I think about the guy in Balochistan, trying to send USDT over a 3G connection that cuts out every time his phone gets warm. He’s not trying to get rich. He’s trying to feed his kids. And he’s doing it with a cracked screen and a dying battery. That’s not innovation. That’s heroism. And we don’t even know his name.
I’m not convinced this isn’t just a regulatory arbitrage play. The fact that 60% use it for payments doesn’t mean it’s ethical. It means the state failed. And now people are using a black market to patch a hole in the system. That’s not freedom-that’s desperation dressed up in blockchain.
You people are naive. This isn't 'grassroots innovation.' This is an economic free-for-all. No oversight. No accountability. Just chaos. And when it collapses, who gets blamed? The West? The US? No. The people who tried to help. This is why we can't have nice things.

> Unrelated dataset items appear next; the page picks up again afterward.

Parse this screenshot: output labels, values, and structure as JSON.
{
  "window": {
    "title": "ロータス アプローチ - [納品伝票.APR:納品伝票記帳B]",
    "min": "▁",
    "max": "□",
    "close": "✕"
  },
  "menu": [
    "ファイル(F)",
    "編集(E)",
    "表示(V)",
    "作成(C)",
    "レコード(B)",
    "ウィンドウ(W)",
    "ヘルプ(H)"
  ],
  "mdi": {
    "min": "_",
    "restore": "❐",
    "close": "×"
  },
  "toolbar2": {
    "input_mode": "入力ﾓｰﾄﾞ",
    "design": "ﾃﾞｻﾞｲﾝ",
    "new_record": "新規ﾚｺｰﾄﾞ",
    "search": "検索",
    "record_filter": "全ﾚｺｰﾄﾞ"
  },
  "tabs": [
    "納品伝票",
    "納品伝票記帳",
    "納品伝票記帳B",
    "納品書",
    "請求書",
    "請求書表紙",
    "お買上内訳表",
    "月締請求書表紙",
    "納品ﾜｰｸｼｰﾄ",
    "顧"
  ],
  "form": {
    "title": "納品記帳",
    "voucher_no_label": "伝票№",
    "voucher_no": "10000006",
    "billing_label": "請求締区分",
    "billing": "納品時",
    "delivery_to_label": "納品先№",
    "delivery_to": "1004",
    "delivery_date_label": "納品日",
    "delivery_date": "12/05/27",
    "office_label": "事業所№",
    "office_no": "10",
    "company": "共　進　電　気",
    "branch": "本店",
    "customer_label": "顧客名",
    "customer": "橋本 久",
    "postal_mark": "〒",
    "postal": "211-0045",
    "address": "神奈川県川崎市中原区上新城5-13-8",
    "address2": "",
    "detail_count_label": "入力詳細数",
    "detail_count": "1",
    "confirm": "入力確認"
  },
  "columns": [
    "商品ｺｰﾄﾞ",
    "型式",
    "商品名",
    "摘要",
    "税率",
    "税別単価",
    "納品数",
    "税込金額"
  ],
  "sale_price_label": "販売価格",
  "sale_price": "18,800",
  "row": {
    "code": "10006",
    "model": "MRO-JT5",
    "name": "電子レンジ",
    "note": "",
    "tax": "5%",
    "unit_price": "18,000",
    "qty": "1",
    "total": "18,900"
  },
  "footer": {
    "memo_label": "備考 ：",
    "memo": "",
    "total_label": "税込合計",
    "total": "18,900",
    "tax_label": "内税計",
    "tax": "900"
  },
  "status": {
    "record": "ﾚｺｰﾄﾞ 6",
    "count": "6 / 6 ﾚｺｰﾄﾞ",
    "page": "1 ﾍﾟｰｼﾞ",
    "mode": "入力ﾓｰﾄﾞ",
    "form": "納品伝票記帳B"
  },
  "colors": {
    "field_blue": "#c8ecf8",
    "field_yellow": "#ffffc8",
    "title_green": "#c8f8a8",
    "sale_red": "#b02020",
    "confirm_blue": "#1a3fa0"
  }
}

The emotional weight of this piece is undeniable. To witness entire communities constructing alternative financial ecosystems out of sheer necessity-while governments remain paralyzed-is both moving and terrifying. One cannot help but feel the gravity of human resilience in the absence of institutional support.
It’s not about crypto. It’s about dignity. When you can’t trust your own currency or your own banks, the only thing left is autonomy. And that’s worth more than any policy.